Le Journal d’Hélène Berr à Strasbourg : un opéra de la parole à valeur de témoignage
Le Journal d’Hélène Berr est un monodrame lyrique pour mezzo-soprano, piano et quatuor à cordes, composé par Bernard Foccroulle à partir du journal tenu, par la jeune fille juive, à Paris d’avril 1942 à février 1944. L’œuvre littéraire est un récit poignant où la légèreté de la vie d’une jeune fille au tempérament enjoué contraste avec son témoignage de l’exclusion progressive, l’ostracisation puis la destruction des siens. Une particularité de ce texte est la place qu’il accorde à la musique : Hélène est violoniste et sa sœur pianiste, elle y conte son amour pour le répertoire de chambre, ses rencontres musicales et mentionne à plusieurs reprises les noms de Beethoven et de Schumann. La musique composée par Bernard Foccroulle renvoie à ces occurrences tout en affirmant son identité contemporaine, et valorise l’intelligibilité du texte dans une constante alternance parlé / chanté.
Après sa création mondiale musicale au Trident de Cherbourg le 3 mai dernier, Le Journal d’Hélène Berr est proposé par l’Opéra National du Rhin sous sa première forme scénique, par le metteur en scène lorrain Matthieu Cruciani.
Dans ce spectacle où la parole est centrale de par son caractère historique et nécessaire, tous les éléments confèrent à l’intime, visant à inclure le spectateur pour l’impliquer dans le processus de transmission du témoignage. Le spectacle est ici joué au Théâtre de Hautepierre, dont la scène est ouverte de plain-pied sur les gradins. Le rideau est ouvert dès l’entrée du public, ce qui participe d’un sentiment de transmission de la scène vers la salle, d’abolition du quatrième mur symbolique théorisé par Diderot dès le XVIIIe siècle. Tous les interprètes sont sur le plateau du début à la fin de l’opéra. La présence des musiciens, qui occupent le fond de scène (la pianiste d'un côté, le quatuor à cordes de l'autre), est une valeur ajoutée à la mise en scène puisqu’ils interagissent avec le personnage d’Hélène Berr, qui s’adresse à eux comme au public. Les artistes sont vêtus de costumes de ville des années 40, conçus par Thibaut Welchlin.
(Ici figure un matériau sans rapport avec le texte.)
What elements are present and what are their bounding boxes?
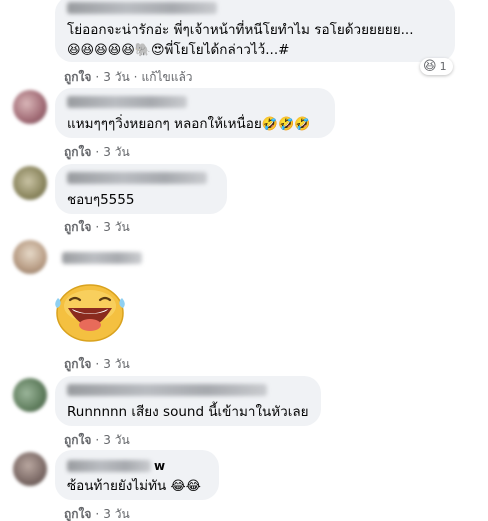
- avatar[interactable]: [13, 240, 47, 274]
- timestamp-link[interactable]: 3 วัน: [103, 145, 129, 159]
- avatar[interactable]: [13, 452, 47, 486]
- laughing-reaction-icon: 😆: [423, 59, 437, 74]
- comment-text: แหมๆๆๆวิ่งหยอกๆ หลอกให้เหนื่อย: [67, 116, 262, 132]
- separator: ·: [95, 70, 100, 84]
- tears-of-joy-emoji-group: 😂😂: [170, 479, 201, 494]
- separator: ·: [95, 357, 100, 371]
- like-button[interactable]: ถูกใจ: [64, 220, 91, 234]
- edited-label[interactable]: แก้ไขแล้ว: [141, 70, 192, 84]
- comment-actions: ถูกใจ · 3 วัน: [64, 355, 130, 374]
- comment-bubble: w ซ้อนท้ายยังไม่ทัน 😂😂: [55, 450, 219, 500]
- comment-text: ซ้อนท้ายยังไม่ทัน: [67, 478, 167, 494]
- comment-text-line2: 😆😆😆😆😆🐘😍พี่โยโยได้กล่าวไว้...#: [67, 40, 443, 61]
- reaction-count-badge[interactable]: 😆 1: [420, 58, 453, 75]
- reaction-count: 1: [439, 60, 447, 73]
- timestamp-link[interactable]: 3 วัน: [103, 357, 129, 371]
- separator: ·: [95, 220, 100, 234]
- comment-actions: ถูกใจ · 3 วัน: [64, 431, 130, 450]
- avatar[interactable]: [13, 166, 47, 200]
- like-button[interactable]: ถูกใจ: [64, 433, 91, 447]
- laughing-sticker: [55, 284, 125, 342]
- comment-bubble: ชอบๆ5555: [55, 164, 227, 214]
- emoji-group: 😆😆😆😆😆🐘😍: [67, 43, 165, 58]
- comment-bubble: Runnnnn เสียง sound นี้เข้ามาในหัวเลย: [55, 376, 321, 426]
- commenter-name-blurred[interactable]: [67, 384, 267, 396]
- separator: ·: [95, 433, 100, 447]
- commenter-name-blurred[interactable]: [67, 172, 207, 184]
- comment-text: Runnnnn เสียง sound นี้เข้ามาในหัวเลย: [67, 404, 309, 420]
- timestamp-link[interactable]: 3 วัน: [103, 433, 129, 447]
- comment-actions: ถูกใจ · 3 วัน: [64, 143, 130, 162]
- like-button[interactable]: ถูกใจ: [64, 357, 91, 371]
- comment-actions: ถูกใจ · 3 วัน · แก้ไขแล้ว: [64, 68, 193, 87]
- separator: ·: [95, 145, 100, 159]
- comment-text-line: แหมๆๆๆวิ่งหยอกๆ หลอกให้เหนื่อย🤣🤣🤣: [67, 114, 323, 135]
- commenter-name-blurred[interactable]: [67, 2, 217, 14]
- rofl-emoji-group: 🤣🤣🤣: [261, 117, 311, 132]
- timestamp-link[interactable]: 3 วัน: [103, 507, 129, 521]
- separator: ·: [95, 507, 100, 521]
- commenter-name-visible-part[interactable]: w: [154, 459, 165, 473]
- timestamp-link[interactable]: 3 วัน: [103, 70, 129, 84]
- separator: ·: [133, 70, 138, 84]
- comment-bubble: แหมๆๆๆวิ่งหยอกๆ หลอกให้เหนื่อย🤣🤣🤣: [55, 88, 335, 138]
- comment-bubble: โย่ออกจะน่ารักอ่ะ พี่ๆเจ้าหน้าที่หนีโยทำ…: [55, 0, 455, 62]
- comment-actions: ถูกใจ · 3 วัน: [64, 505, 130, 521]
- like-button[interactable]: ถูกใจ: [64, 145, 91, 159]
- like-button[interactable]: ถูกใจ: [64, 70, 91, 84]
- comment-text-line: ซ้อนท้ายยังไม่ทัน 😂😂: [67, 476, 207, 497]
- comment-text: โย่ออกจะน่ารักอ่ะ พี่ๆเจ้าหน้าที่หนีโยทำ…: [67, 22, 414, 38]
- timestamp-link[interactable]: 3 วัน: [103, 220, 129, 234]
- like-button[interactable]: ถูกใจ: [64, 507, 91, 521]
- commenter-name-blurred[interactable]: [67, 460, 151, 472]
- comment-actions: ถูกใจ · 3 วัน: [64, 218, 130, 237]
- commenter-name-blurred[interactable]: [67, 96, 187, 108]
- avatar[interactable]: [13, 90, 47, 124]
- commenter-name-blurred[interactable]: [62, 252, 142, 264]
- comment-text-tail: พี่โยโยได้กล่าวไว้...#: [164, 42, 290, 58]
- comment-text: ชอบๆ5555: [67, 192, 135, 208]
- avatar[interactable]: [13, 378, 47, 412]
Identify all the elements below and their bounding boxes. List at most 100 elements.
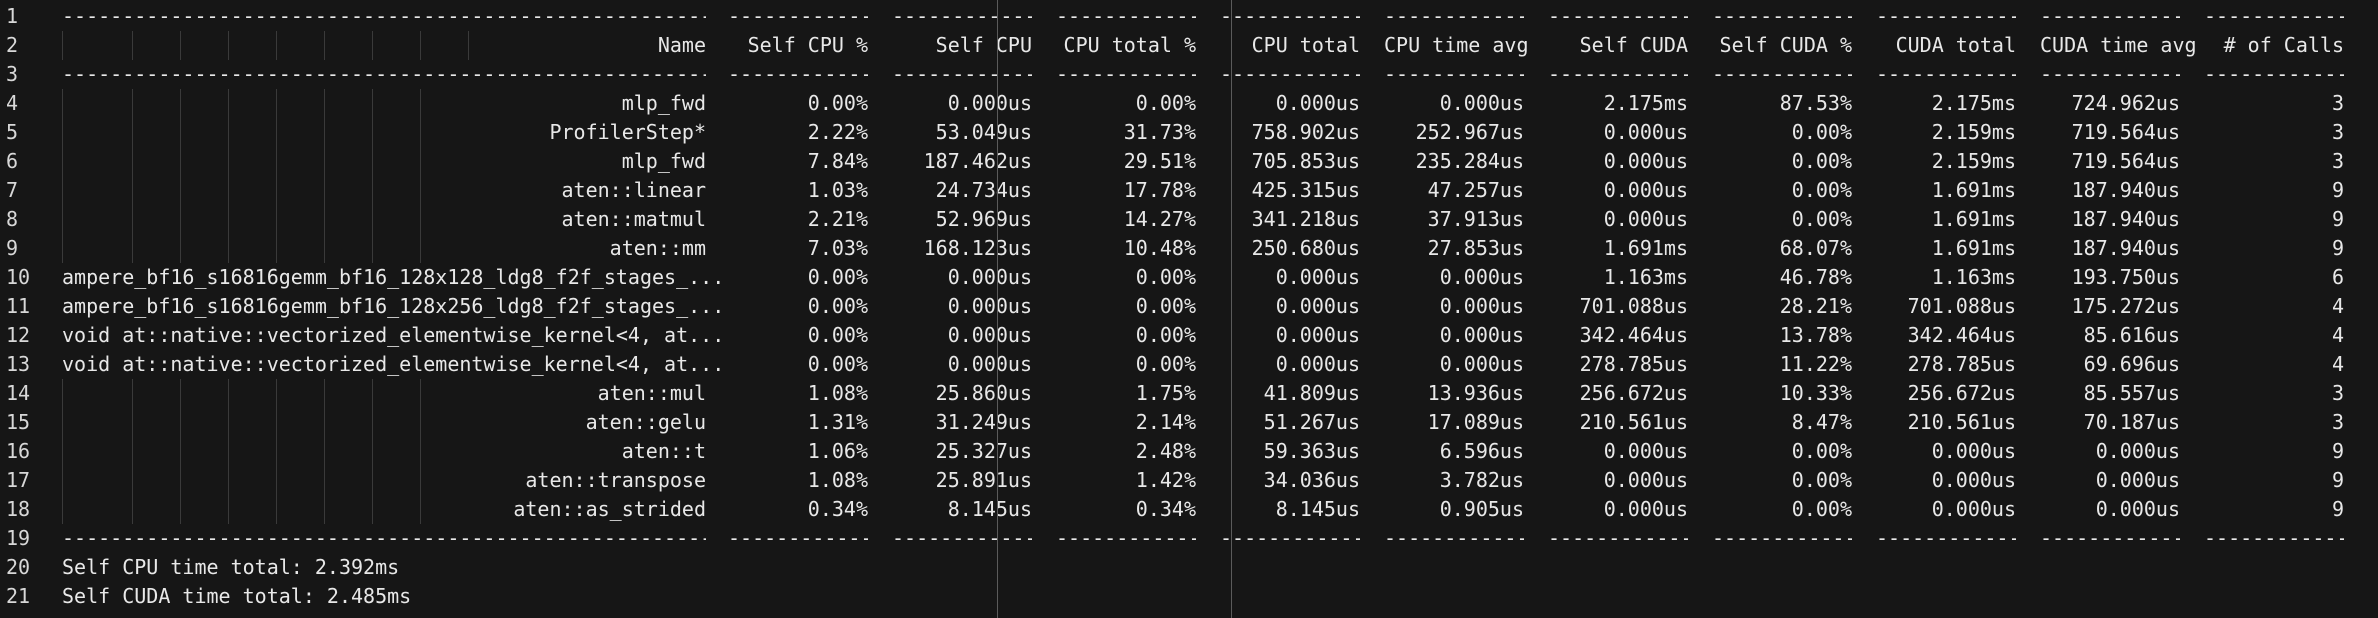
cell-value: 0.00% [807,294,868,318]
column-ruler [1231,0,1232,618]
cell-value: 27.853us [1427,236,1524,260]
separator-dashes: ------------ [728,526,868,550]
separator-dashes: ------------ [892,4,1032,28]
separator-dashes: ------------ [1712,526,1852,550]
cell-value: 719.564us [2071,120,2180,144]
cell-value: 3 [2331,381,2344,405]
table-row: 12 void at::native::vectorized_elementwis… [0,321,2378,350]
cell-value: 0.000us [947,352,1032,376]
table-row: 18 aten::as_strided 0.34% 8.145us 0.34% 8.145… [0,495,2378,524]
cell-value: 0.000us [1603,207,1688,231]
cell-value: 3 [2331,120,2344,144]
table-row: 17 aten::transpose 1.08% 25.891us 1.42% 34.03… [0,466,2378,495]
cell-value: 0.000us [1931,497,2016,521]
cell-value: 1.03% [807,178,868,202]
line-number: 7 [6,178,19,202]
column-header: CPU time avg [1384,33,1529,57]
cell-value: 25.860us [935,381,1032,405]
cell-value: 3 [2331,410,2344,434]
cell-value: 1.75% [1135,381,1196,405]
cell-value: 2.175ms [1931,91,2016,115]
separator-line: 1 ---------------------------------------… [0,2,2378,31]
cell-value: 17.089us [1427,410,1524,434]
cell-value: 68.07% [1779,236,1852,260]
separator-dashes: ------------ [1220,62,1360,86]
cell-value: 46.78% [1779,265,1852,289]
separator-dashes: ------------ [1876,526,2016,550]
separator-dashes: ------------ [1056,62,1196,86]
cell-value: 210.561us [1579,410,1688,434]
cell-value: 0.000us [2095,468,2180,492]
cell-value: 1.08% [807,381,868,405]
cell-value: 724.962us [2071,91,2180,115]
cell-value: 0.00% [1135,352,1196,376]
separator-dashes: ----------------------------------------… [62,526,706,550]
cell-value: 24.734us [935,178,1032,202]
cell-name: aten::matmul [561,207,707,231]
cell-value: 1.42% [1135,468,1196,492]
cell-value: 2.21% [807,207,868,231]
cell-value: 719.564us [2071,149,2180,173]
line-number: 8 [6,207,19,231]
cell-value: 4 [2331,352,2344,376]
table-header-row: 2 Name Self CPU % Self CPU CPU total % CPU to… [0,31,2378,60]
line-number: 4 [6,91,19,115]
cell-value: 3 [2331,91,2344,115]
separator-dashes: ------------ [1384,526,1524,550]
table-row: 11 ampere_bf16_s16816gemm_bf16_128x256_ld… [0,292,2378,321]
cell-value: 4 [2331,294,2344,318]
cell-value: 37.913us [1427,207,1524,231]
cell-name: ampere_bf16_s16816gemm_bf16_128x256_ldg8… [62,294,725,318]
cell-value: 0.000us [1603,497,1688,521]
cell-value: 7.84% [807,149,868,173]
cell-name: aten::mul [597,381,706,405]
line-number: 14 [6,381,31,405]
cell-value: 13.78% [1779,323,1852,347]
table-row: 9 aten::mm 7.03% 168.123us 10.48% 250.680us 27… [0,234,2378,263]
cell-value: 0.000us [1275,265,1360,289]
cell-value: 2.159ms [1931,120,2016,144]
column-header: Self CPU [935,33,1032,57]
cell-value: 0.000us [947,265,1032,289]
cell-value: 69.696us [2083,352,2180,376]
cell-value: 0.00% [1791,497,1852,521]
cell-value: 1.163ms [1603,265,1688,289]
cell-value: 25.327us [935,439,1032,463]
cell-value: 0.000us [1275,91,1360,115]
separator-dashes: ------------ [1056,4,1196,28]
cell-value: 342.464us [1907,323,2016,347]
column-ruler [997,0,998,618]
cell-value: 52.969us [935,207,1032,231]
line-number: 21 [6,584,31,608]
cell-value: 0.000us [1603,120,1688,144]
line-number: 2 [6,33,19,57]
cell-value: 1.08% [807,468,868,492]
cell-value: 8.145us [947,497,1032,521]
cell-value: 9 [2331,468,2344,492]
cell-value: 0.000us [1931,468,2016,492]
cell-value: 0.000us [2095,497,2180,521]
cell-value: 705.853us [1251,149,1360,173]
separator-dashes: ------------ [2204,4,2344,28]
cell-name: aten::linear [561,178,707,202]
cell-value: 51.267us [1263,410,1360,434]
separator-dashes: ------------ [1712,4,1852,28]
cell-value: 342.464us [1579,323,1688,347]
separator-dashes: ------------ [1712,62,1852,86]
cell-value: 6 [2331,265,2344,289]
cell-value: 29.51% [1123,149,1196,173]
cell-value: 0.000us [1439,91,1524,115]
cell-value: 278.785us [1579,352,1688,376]
cell-value: 28.21% [1779,294,1852,318]
column-header-name: Name [657,33,706,57]
cell-name: aten::gelu [585,410,706,434]
cell-value: 0.00% [1135,91,1196,115]
cell-value: 341.218us [1251,207,1360,231]
cell-name: aten::t [621,439,706,463]
cell-name: mlp_fwd [621,91,706,115]
line-number: 12 [6,323,31,347]
text-editor[interactable]: 1 ---------------------------------------… [0,0,2378,618]
cell-value: 0.000us [1439,352,1524,376]
cell-value: 2.159ms [1931,149,2016,173]
line-number: 15 [6,410,31,434]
Toute la dramaturgie s’incarne dans un dispositif scénographique – pensé par Marc Lainé – dont la poésie réside dans l’économie de moyens : de grands panneaux de toile blancs sont suspendus et manipulés par deux opérateurs – également présents sur scène tout au long du spectacle – qui tirent les ficelles du décor au sens propre comme figuré. Ces voiles structurent la scène et en délimitent les différents espaces de jeu à mesure qu’Hélène progresse dans son récit : elle se retrouve par exemple confinée entre quatre panneaux lorsqu’elle s’épanche sur la prison et la notion d’enfermement. La finesse de ce dispositif réside dans la portée narrative des éléments de décors, qui figurent les éléments du récit en rappelant la page blanche d’un journal intime. L’esthétique de la scène repose sur un dialogue entre la matérialité des panneaux et le travail de la lumière, mené par Kélig Le Bars. L’éclairage jaune projeté sur les voiles blancs joue d’ombres et de transparence, mais aussi il constitue aussi le seul apport de couleur de cette scénographie monochrome. Lorsque la chanteuse comédienne quitte la scène à la fin du spectacle, les drapeaux blanc forment une croix gammée suspendue qui plane au-dessus de la scène, éclairée par une lumière diffuse.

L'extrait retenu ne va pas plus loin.